O hâlde sakın, “ben daha bir mürşide talebe olacak kıvamda değilim, daha namazlarım eksik, daha tesettürüm yarım, aman canım, daha yaşım kaç, başım kaç!..” deme. Zaten sen, her eksiğini tamamlamış kâmil bir insan olsan, mürşide ihtiyacın kalmazdı. Eksiklerinden ötürü muhtaçsın. Hastalıklarından ötürü kapısında ve eteğinde olmalısın. Sana, daha erken, diyerek vesvese verecek olan şeytana kanma. Zararın neresinden ki dönersin, oradan itibaren kârdasın.

Zaaflarını ve kusurlarını peşin peşin kabul et. Bunlardan ötürü ümitsizliğe düşme de, emân dile. Yakarışında samimiysen, eteğine tutunacağın mürşid-i kâmile teslim ol. Hiç şüphe yok ki, her işinde olduğu gibi, teslimiyetinde de zaafa düşeceksin. Olsun. Doktora, hastasıyla meşguliyet, hastaya da doktorun kapısında “medet medeeet!” diye inlemek yakışır. Bir de şu yakışır ki, doktorun verdiği reçeteye harfiyen uyar, söz tutar. Kafasına göre davranmayıp, ne denildiyse onu yapar. Âh işte, öyle hastaya doktor, canı gibi bakar. Öyle hastanın canına doktor, biiznillâh, gün be gün can katar.

Mürşidine yakın ol. Yakınlık, her dakika peşinde dolanmakla, yanında oturmakla değildir. “Asıl yakınlık, söz tutmak ve hizmet etmek iledir.” Hâlini içtenlikle arz et. Hataların için her dem tevbe et ki, en güzel tevbe, dönmemek üzere bir günaha veda etmekle olur. Pişmanlık duya duya, yine aynı hatayı işlemeye devam ediyorsan bile vazgeçme, tevbeye devam et. Böyle olursan, “sevilen, nazı çekilen” olma nîmetine kavuşursun. Nîmet himmettir. Himmet oldukça da nimet bereketlenir. Naz, niyaz ve tevbe, düsturun olsun.
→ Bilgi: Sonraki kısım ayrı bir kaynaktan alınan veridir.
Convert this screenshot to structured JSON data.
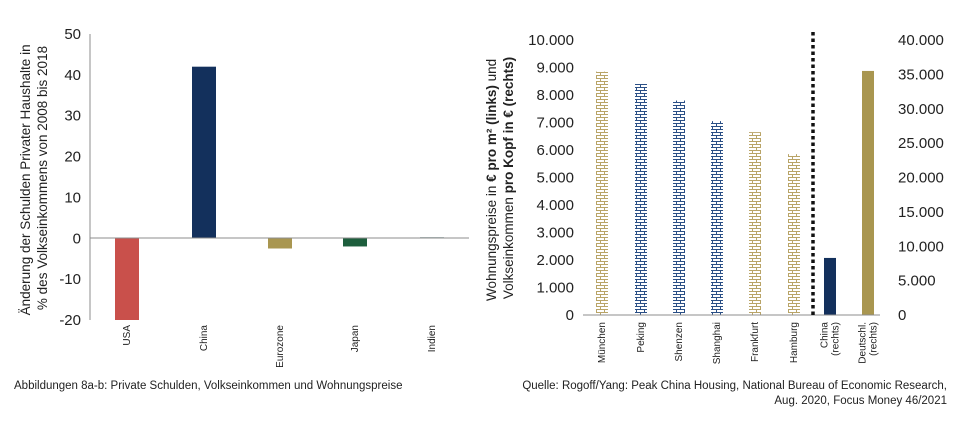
{
  "chart_data": [
    {
      "type": "bar",
      "ylabel_lines": [
        "Änderung der Schulden Privater Haushalte in",
        "% des Volkseinkommens von 2008 bis 2018"
      ],
      "ylim": [
        -20,
        50
      ],
      "yticks": [
        -20,
        -10,
        0,
        10,
        20,
        30,
        40,
        50
      ],
      "ytick_labels": [
        "-20",
        "-10",
        "0",
        "10",
        "20",
        "30",
        "40",
        "50"
      ],
      "categories": [
        "USA",
        "China",
        "Eurozone",
        "Japan",
        "Indien"
      ],
      "values": [
        -20,
        42,
        -2.5,
        -2,
        0.3
      ],
      "colors": [
        "#c9504b",
        "#13305c",
        "#a99650",
        "#1d5e3d",
        "#a9bdbd"
      ],
      "grid": false
    },
    {
      "type": "bar",
      "ylabel_line1_parts": [
        "Wohnungspreise in ",
        "€ pro m² (links)",
        " und"
      ],
      "ylabel_line2_parts": [
        "Volkseinkommen ",
        "pro Kopf in € (rechts)"
      ],
      "ylim_left": [
        0,
        10000
      ],
      "ylim_right": [
        0,
        40000
      ],
      "yticks_left_labels": [
        "0",
        "1.000",
        "2.000",
        "3.000",
        "4.000",
        "5.000",
        "6.000",
        "7.000",
        "8.000",
        "9.000",
        "10.000"
      ],
      "yticks_right_labels": [
        "0",
        "5.000",
        "10.000",
        "15.000",
        "20.000",
        "25.000",
        "30.000",
        "35.000",
        "40.000"
      ],
      "categories": [
        "München",
        "Peking",
        "Shenzen",
        "Shanghai",
        "Frankfurt",
        "Hamburg",
        "China (rechts)",
        "Deutschl. (rechts)"
      ],
      "category_lines": [
        [
          "München"
        ],
        [
          "Peking"
        ],
        [
          "Shenzen"
        ],
        [
          "Shanghai"
        ],
        [
          "Frankfurt"
        ],
        [
          "Hamburg"
        ],
        [
          "China",
          "(rechts)"
        ],
        [
          "Deutschl.",
          "(rechts)"
        ]
      ],
      "series": [
        {
          "axis": "left",
          "values": [
            8850,
            8400,
            7800,
            7050,
            6650,
            5850,
            null,
            null
          ],
          "pattern": [
            "brick-gold",
            "brick-blue",
            "brick-blue",
            "brick-blue",
            "brick-gold",
            "brick-gold",
            null,
            null
          ]
        },
        {
          "axis": "right",
          "values": [
            null,
            null,
            null,
            null,
            null,
            null,
            8300,
            35500
          ],
          "colors": [
            null,
            null,
            null,
            null,
            null,
            null,
            "#13305c",
            "#a99650"
          ]
        }
      ],
      "separator": "dotted vertical line between Hamburg and China (rechts)",
      "grid": false
    }
  ],
  "captions": {
    "left": "Abbildungen 8a-b: Private Schulden, Volkseinkommen und Wohnungspreise",
    "right_line1": "Quelle: Rogoff/Yang: Peak China Housing, National Bureau of Economic Research,",
    "right_line2": "Aug. 2020, Focus Money 46/2021"
  }
}
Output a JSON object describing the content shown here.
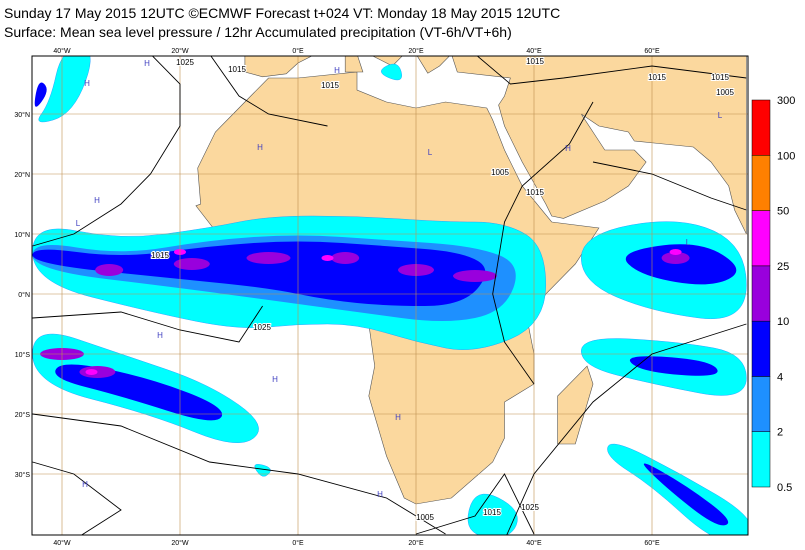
{
  "header": {
    "title": "Sunday 17 May 2015 12UTC ©ECMWF Forecast t+024 VT: Monday 18 May 2015 12UTC",
    "subtitle": "Surface: Mean sea level pressure / 12hr Accumulated precipitation (VT-6h/VT+6h)"
  },
  "map": {
    "lon_labels": [
      "40°W",
      "20°W",
      "0°E",
      "20°E",
      "40°E",
      "60°E"
    ],
    "lat_labels": [
      "30°N",
      "20°N",
      "10°N",
      "0°N",
      "10°S",
      "20°S",
      "30°S"
    ],
    "isobar_labels": [
      "1025",
      "1015",
      "1015",
      "1015",
      "1015",
      "1015",
      "1005",
      "1005",
      "1015",
      "1015",
      "1025",
      "1005",
      "1015",
      "1025"
    ],
    "pressure_centers": [
      "H",
      "H",
      "H",
      "H",
      "H",
      "H",
      "H",
      "H",
      "H",
      "H",
      "H",
      "L",
      "L",
      "L",
      "L"
    ]
  },
  "legend": {
    "levels": [
      0.5,
      2,
      4,
      10,
      25,
      50,
      100,
      300
    ],
    "colors": [
      "#00ffff",
      "#1e90ff",
      "#0000ff",
      "#9900dd",
      "#ff00ff",
      "#ff8000",
      "#ff0000"
    ]
  }
}
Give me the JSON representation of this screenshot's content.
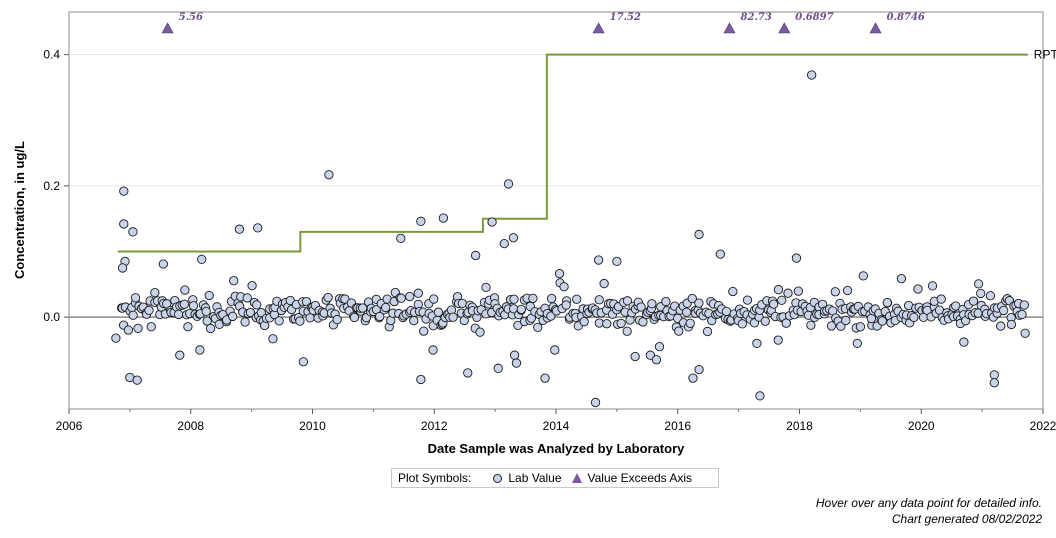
{
  "chart_data": {
    "type": "scatter",
    "xlabel": "Date Sample was Analyzed by Laboratory",
    "ylabel": "Concentration, in ug/L",
    "xlim": [
      2006,
      2022
    ],
    "ylim": [
      -0.14,
      0.465
    ],
    "x_ticks": [
      "2006",
      "2008",
      "2010",
      "2012",
      "2014",
      "2016",
      "2018",
      "2020",
      "2022"
    ],
    "y_ticks": [
      "0.0",
      "0.2",
      "0.4"
    ],
    "zero_line": true,
    "colors": {
      "point_fill": "#c9d4ea",
      "point_stroke": "#1a1a1a",
      "rpt_line": "#7a9a3a",
      "exceed_marker": "#7a5aa0",
      "zero_line": "#888888"
    },
    "rpt_level": {
      "name": "RPT Level",
      "steps": [
        {
          "x_start": 2006.8,
          "x_end": 2009.8,
          "value": 0.1
        },
        {
          "x_start": 2009.8,
          "x_end": 2012.8,
          "value": 0.13
        },
        {
          "x_start": 2012.8,
          "x_end": 2013.85,
          "value": 0.15
        },
        {
          "x_start": 2013.85,
          "x_end": 2021.75,
          "value": 0.4
        }
      ]
    },
    "exceeds_axis": [
      {
        "x": 2007.62,
        "label": "5.56"
      },
      {
        "x": 2014.7,
        "label": "17.52"
      },
      {
        "x": 2016.85,
        "label": "82.73"
      },
      {
        "x": 2017.75,
        "label": "0.6897"
      },
      {
        "x": 2019.25,
        "label": "0.8746"
      }
    ],
    "outliers": [
      {
        "x": 2006.9,
        "y": 0.192
      },
      {
        "x": 2006.9,
        "y": 0.142
      },
      {
        "x": 2007.05,
        "y": 0.13
      },
      {
        "x": 2006.92,
        "y": 0.085
      },
      {
        "x": 2006.88,
        "y": 0.075
      },
      {
        "x": 2007.55,
        "y": 0.081
      },
      {
        "x": 2008.18,
        "y": 0.088
      },
      {
        "x": 2008.8,
        "y": 0.134
      },
      {
        "x": 2009.1,
        "y": 0.136
      },
      {
        "x": 2010.27,
        "y": 0.217
      },
      {
        "x": 2011.45,
        "y": 0.12
      },
      {
        "x": 2011.78,
        "y": 0.146
      },
      {
        "x": 2012.15,
        "y": 0.151
      },
      {
        "x": 2012.95,
        "y": 0.145
      },
      {
        "x": 2013.22,
        "y": 0.203
      },
      {
        "x": 2013.3,
        "y": 0.121
      },
      {
        "x": 2013.15,
        "y": 0.112
      },
      {
        "x": 2012.68,
        "y": 0.094
      },
      {
        "x": 2016.35,
        "y": 0.126
      },
      {
        "x": 2016.7,
        "y": 0.096
      },
      {
        "x": 2018.2,
        "y": 0.369
      },
      {
        "x": 2017.95,
        "y": 0.09
      },
      {
        "x": 2014.7,
        "y": 0.087
      },
      {
        "x": 2015.0,
        "y": 0.085
      },
      {
        "x": 2007.0,
        "y": -0.092
      },
      {
        "x": 2007.12,
        "y": -0.096
      },
      {
        "x": 2007.82,
        "y": -0.058
      },
      {
        "x": 2008.15,
        "y": -0.05
      },
      {
        "x": 2009.85,
        "y": -0.068
      },
      {
        "x": 2011.78,
        "y": -0.095
      },
      {
        "x": 2011.98,
        "y": -0.05
      },
      {
        "x": 2012.55,
        "y": -0.085
      },
      {
        "x": 2013.05,
        "y": -0.078
      },
      {
        "x": 2013.32,
        "y": -0.058
      },
      {
        "x": 2013.35,
        "y": -0.07
      },
      {
        "x": 2013.82,
        "y": -0.093
      },
      {
        "x": 2013.98,
        "y": -0.05
      },
      {
        "x": 2014.65,
        "y": -0.13
      },
      {
        "x": 2015.3,
        "y": -0.06
      },
      {
        "x": 2015.55,
        "y": -0.058
      },
      {
        "x": 2015.65,
        "y": -0.065
      },
      {
        "x": 2015.7,
        "y": -0.045
      },
      {
        "x": 2016.35,
        "y": -0.08
      },
      {
        "x": 2016.25,
        "y": -0.093
      },
      {
        "x": 2017.35,
        "y": -0.12
      },
      {
        "x": 2017.3,
        "y": -0.04
      },
      {
        "x": 2017.65,
        "y": -0.035
      },
      {
        "x": 2018.95,
        "y": -0.04
      },
      {
        "x": 2021.2,
        "y": -0.088
      },
      {
        "x": 2021.2,
        "y": -0.1
      },
      {
        "x": 2006.77,
        "y": -0.032
      },
      {
        "x": 2009.35,
        "y": -0.033
      },
      {
        "x": 2020.7,
        "y": -0.038
      }
    ],
    "cluster": {
      "x_start": 2006.85,
      "x_end": 2021.72,
      "count": 520,
      "center": 0.008,
      "spread": 0.021
    }
  },
  "legend": {
    "title": "Plot Symbols:",
    "items": [
      {
        "label": "Lab Value",
        "symbol": "circle"
      },
      {
        "label": "Value Exceeds Axis",
        "symbol": "triangle"
      }
    ]
  },
  "footnotes": {
    "hover": "Hover over any data point for detailed info.",
    "generated": "Chart generated 08/02/2022"
  }
}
Bu dediklerimi sadece yaşarsan anlayabilirsin. O hâlde durma, yaşa!

Tüm bunları, af ve merhamete kavuşmak ümidiyle yaşamak, ne de büyük bir nasiptir. Karşına çeşitli imtihanlar çıktığında; yılmadan, nefsine esir olmadan, en güzel tavrı takınmayı başka türlü öğrenmen çok zor. Olgunlaşman, kâmil bir mümin olma yolunda adımlar atman, elini eteğini tuttuğun “kâmil rehber” ile kolaylaşır. Af ve merhamete kavuşman iki şekildedir: Birincisi, af ve merhametle muâmele etmeyi öğrenmen; ikincisi, nice günah ve kusur ile Hakk’ın huzuruna çıktığın vakit, af ve merhametle karşılanman açısından…

Şimdi, son kez tekrarlayalım: Af ve merhamete kavuşmak istersen, naz, niyaz ve tevbe ile, O’nun nazlısına tâbî ol.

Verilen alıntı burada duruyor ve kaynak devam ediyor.